By Kacey Morrissey, Senior Director of Industry Analytics, New Frontier Data
Marking the unparalleled growth of the state’s program, near the start of this month Oklahoma had registered nearly 330,000 medical cannabis patients. Even so, there is no sign of participation slowing down: Registered patients now account for about 11% of the Sooner State’s adult (age 18+) population, meaning that its medical program participants nearly match the state’s total cannabis consumer population. They had already exceeded Oklahoma’s estimated number of heavy (i.e., monthly or more frequent use) cannabis consumers.
What is being seen in Oklahoma illustrates complications which can arise from trying to measure cannabis use though self-reported surveys (e.g., SAMSHA’s National Survey on Drug Use and Health). A host of factors lend themselves to underreporting when measuring drug use with surveys, the most significant for U.S. respondents being the onus of federal prohibition.
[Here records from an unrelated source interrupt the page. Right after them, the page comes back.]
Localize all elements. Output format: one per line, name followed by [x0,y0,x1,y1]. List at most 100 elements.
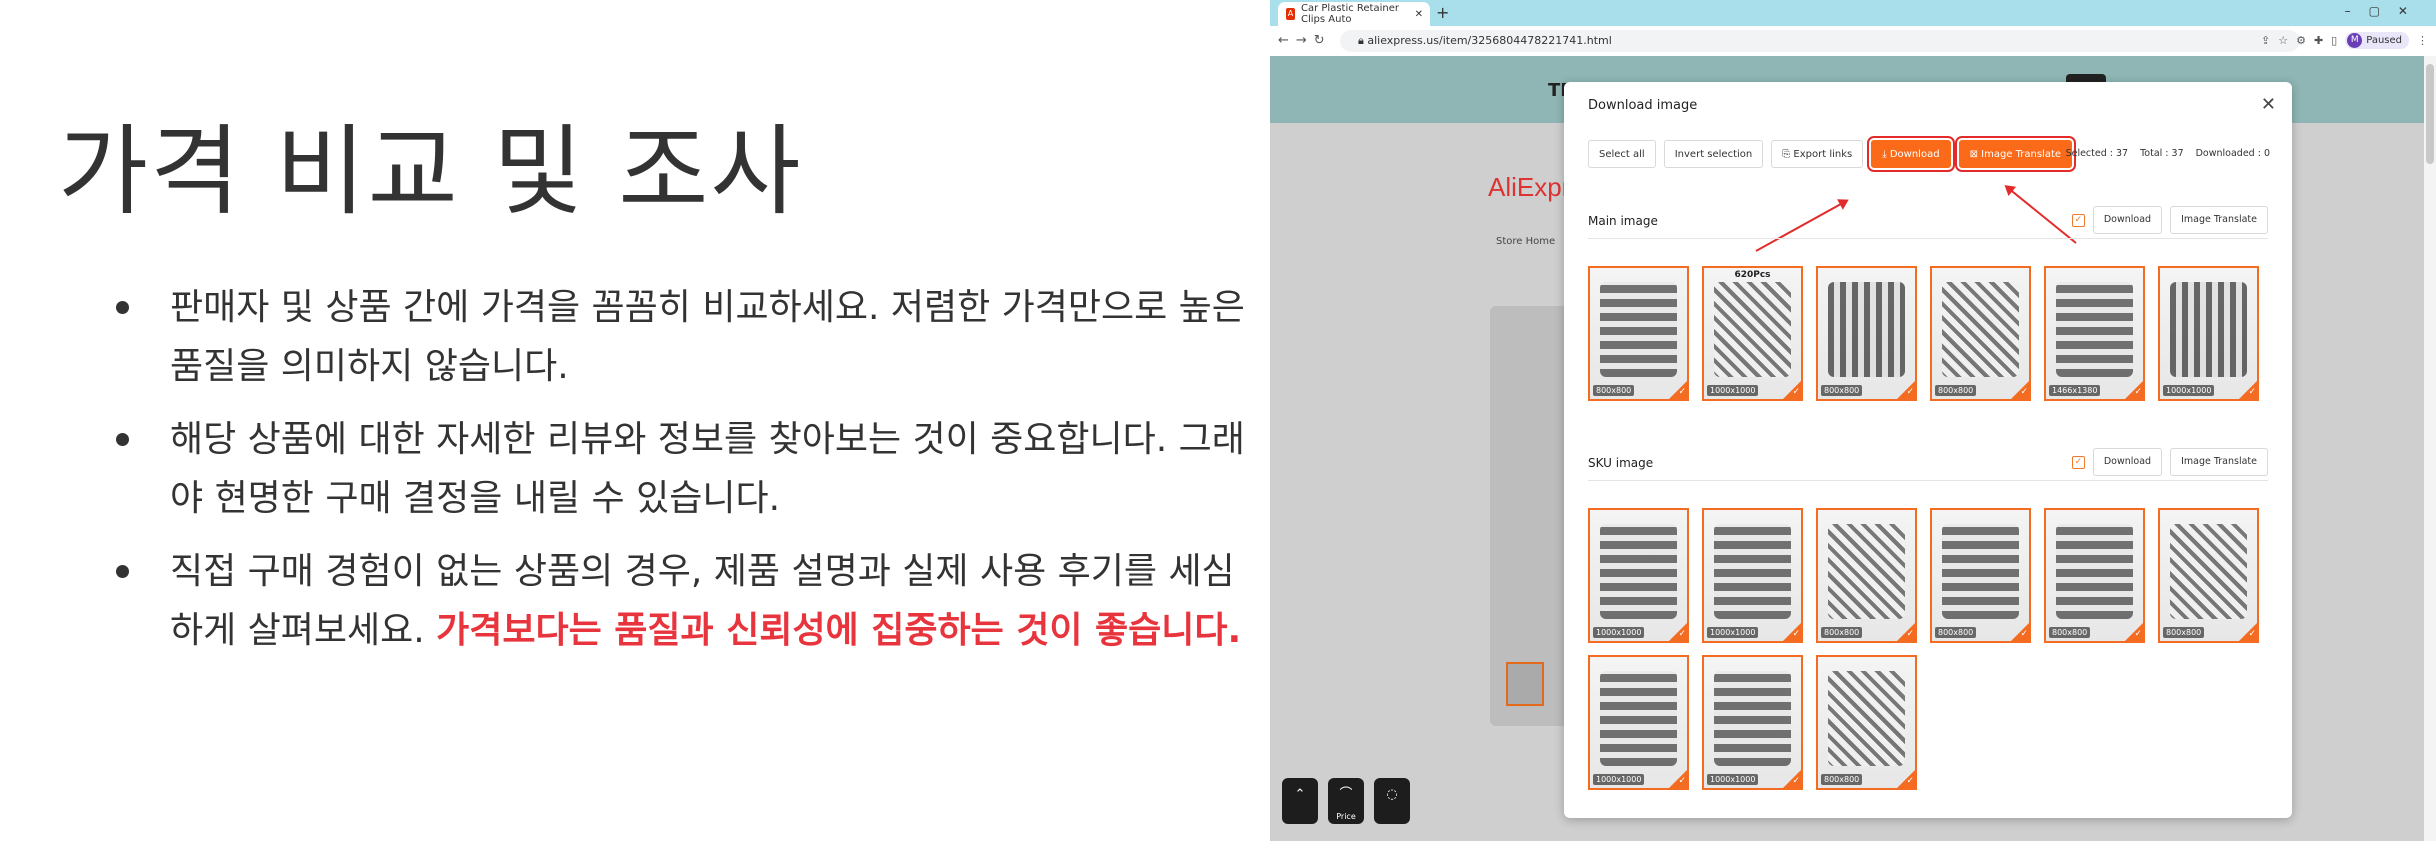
bullet-dot-icon [116,433,129,446]
new-tab-icon[interactable]: + [1436,3,1449,22]
total-count: Total : 37 [2140,148,2184,159]
section-download-button[interactable]: Download [2092,206,2163,234]
product-image [2056,524,2133,619]
download-icon: ⤓ [1882,149,1890,160]
image-translate-button[interactable]: ⊠ Image Translate [1954,136,2077,172]
selection-stats: Selected : 37 Total : 37 Downloaded : 0 [2066,148,2270,159]
product-image [1828,671,1905,766]
profile-status: Paused [2366,35,2402,46]
image-dimensions: 1000x1000 [1707,774,1759,785]
section-actions: ✓ Download Image Translate [2071,448,2268,476]
lock-icon: 🔒︎ [1358,34,1368,47]
section-download-button[interactable]: Download [2092,448,2163,476]
select-all-button[interactable]: Select all [1588,140,1656,168]
selected-check-icon: ✓ [1783,381,1801,399]
section-actions: ✓ Download Image Translate [2071,206,2268,234]
downloaded-count: Downloaded : 0 [2195,148,2270,159]
bullet-text: 해당 상품에 대한 자세한 리뷰와 정보를 찾아보는 것이 중요합니다. 그래야… [170,419,1245,519]
price-button[interactable]: ⌒ Price [1328,778,1364,824]
image-tile[interactable]: 1000x1000 ✓ [1702,508,1803,643]
image-tile[interactable]: 800x800 ✓ [2158,508,2259,643]
image-tile[interactable]: 1000x1000 ✓ [1702,655,1803,790]
export-links-label: Export links [1793,149,1853,160]
sku-image-grid: 1000x1000 ✓ 1000x1000 ✓ 800x800 ✓ 800x800 ✓ … [1588,508,2288,790]
profile-button[interactable]: M Paused [2345,32,2409,49]
section-checkbox[interactable]: ✓ [2071,455,2085,469]
close-icon[interactable]: ✕ [2261,94,2276,115]
scrollbar-thumb[interactable] [2426,64,2434,164]
selected-check-icon: ✓ [2011,623,2029,641]
image-tile[interactable]: 1000x1000 ✓ [1588,655,1689,790]
puzzle-icon[interactable]: ✚ [2314,34,2323,47]
image-dimensions: 1000x1000 [1707,627,1759,638]
image-tile[interactable]: 1000x1000 ✓ [2158,266,2259,401]
download-image-modal: Download image ✕ Select all Invert selec… [1564,82,2292,818]
selected-check-icon: ✓ [2125,381,2143,399]
nav-buttons[interactable]: ←→↻ [1278,33,1332,48]
tab-bar: A Car Plastic Retainer Clips Auto ✕ + –▢… [1270,0,2436,26]
image-tile[interactable]: 1000x1000 ✓ [1588,508,1689,643]
invert-selection-button[interactable]: Invert selection [1663,140,1764,168]
image-label: 620Pcs [1734,270,1771,280]
image-dimensions: 1466x1380 [2049,385,2101,396]
image-tile[interactable]: 800x800 ✓ [1930,266,2031,401]
product-thumbnail[interactable] [1506,662,1544,706]
scrollbar[interactable] [2424,56,2436,841]
bullet-dot-icon [116,565,129,578]
image-tile[interactable]: 800x800 ✓ [1588,266,1689,401]
address-bar: ←→↻ 🔒︎ aliexpress.us/item/32568044782217… [1270,26,2436,57]
image-tile[interactable]: 800x800 ✓ [1816,266,1917,401]
image-dimensions: 800x800 [2049,627,2091,638]
product-image [1828,524,1905,619]
share-icon[interactable]: ⇪ [2261,34,2270,47]
image-tile[interactable]: 800x800 ✓ [1816,655,1917,790]
selected-check-icon: ✓ [1783,770,1801,788]
window-controls[interactable]: –▢✕ [2345,4,2426,18]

With past-month usage rates at 7.8%, Oklahoma had the nation’s 8th-lowest reported rate of cannabis use. Nearly a dozen states (e.g., Vermont, Oregon, Maine, Colorado, etc.) report usage rates at 2x the levels seen in Oklahoma. Given the rapid expansion of public acceptance toward cannabis nationally (with a dramatic rise in aggregate usage rates seen nationwide), low reported numbers in Oklahoma and other historically, deeply conservative states raises the question of possible self-censoring that could be artificially suppressing reported usage rates.
Should the lower reported use rates across the bottom tier of state markets also reflect timidity about policy and stigma, then those usage rates are likewise underreported. As seen in markets that have turned legal (e.g., Vermont, Oregon, etc.), the margins of underreporting decrease with time following legalization.
For the time being, however, total estimates for cannabis market demand (being largely based on survey data) are prone to underreporting errors in the near term. Nevertheless, while estimates for the total U.S. population of cannabis consumers may skew conservatively in the near term, New Frontier Data anticipates that growing acceptance and normalization of cannabis use will lead to more precise estimates, and more complete, comprehensive, and accurate consumer reporting in coming years.